The good news is that a new generation of leaders is touting lofty ideals and audacious goals to inspire European voters to believe again in a robust economy that works for everyone. Their agendas are varied, but the radically simple idea of providing a basic income to all is inspiring a new conversation about what the future might hold across the continent.
In France, the mainstream left party shocked the political system last month by choosing Benoit Hamon as its nominee to the Presidency. Hamon defeated former prime minister Manual Valls and several others. The centerpiece of his vision: simplifying the sprawling, complex French bureaucracy to offer a universal income of €750 per month to all French citizens. The French media spent much of 2016 dissecting and critiquing the idea. All the attention on the basic income turned the primary into a referendum on the idea, and the voters decidedly chose to embrace it.
What was once a fringe idea is quickly entering the mainstream political conversation. The most powerful official in the European Union, the President of the European Commission Jean-Claude Juncker last month called for all European Union member-states to provide a minimum basic income to their citizens. The famous economist Thomas Piketty also embraced the idea in a limited form last month.
Meanwhile basic income experiments are sprouting up all across Europe. The Finns began a large basic income experiment last month with 2,000 adults to assess its impact on work and family. The Dutch have a pilot of their own in Utrecht, and the Scots may similarly experiment in Fife or Glasgow. Regardless of how the presidential election turns out, the French region around Bordeaux is planning an experiment of its own.
Thousands have opened their wallets for a different kind of experiment in Germany. Everyday people have donated millions of euros to a website called MyBasicIncome that provides an income floor to people chosen through its lottery system. (Outside of Europe, experiments are also happening in regions of Canada, Kenya, and in Oakland, California.)
The idea is catching on at a local level in the US as well. In Hawaii, State Representative Chris Lee introduced a resolution in the State House to establish the Hawaii Economic Security Working Group, a group dedicated to making economic recommendations in response to increasing automation and globalization. In Washington, DC, citizens are organizing to price carbon and distribute the revenue as a base income to residents of the district. Local leaders in San Francisco are thinking about how to design a pilot, although they are still raising the money to make it happen. And in New York City, local leaders are calling for a meaningful local expansion of the earned income tax credit which creates an income floor through cash transfers. These are small, but important first steps to sort through the right way to design basic income policies.
In Europe, they are thinking more expansively. Some of the most ambitious plans would create a European dividend for all citizens of the European Union as a way of uniting and forging a single European identity. Others would push the European Central Bank to do its quantitative easing (QE) through helicopter money — “QE for the people” — rather than supporting the finance industry.
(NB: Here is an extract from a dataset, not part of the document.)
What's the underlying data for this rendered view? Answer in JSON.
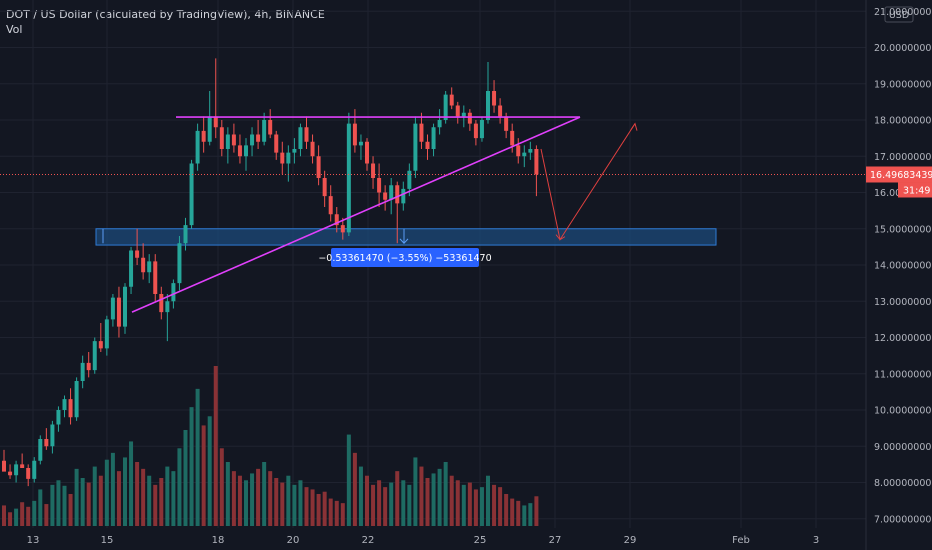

Researchers, academics, and policymakers need to explore these options and others to develop a robust, detailed policy framework that speaks to the skeptics’ concerns.
Europe faces different challenges than we do in the United States, but what we share in common is the choice between a bleak, backwards economic vision and an emergent set of proposals that are purposefully and confidently audacious and creative. Provocative ideas like a basic income need refinement and development; but the excitement they inspire is contagious, and their impact on the lives of people could be transformative.
In dark times, we can take a little hope in that.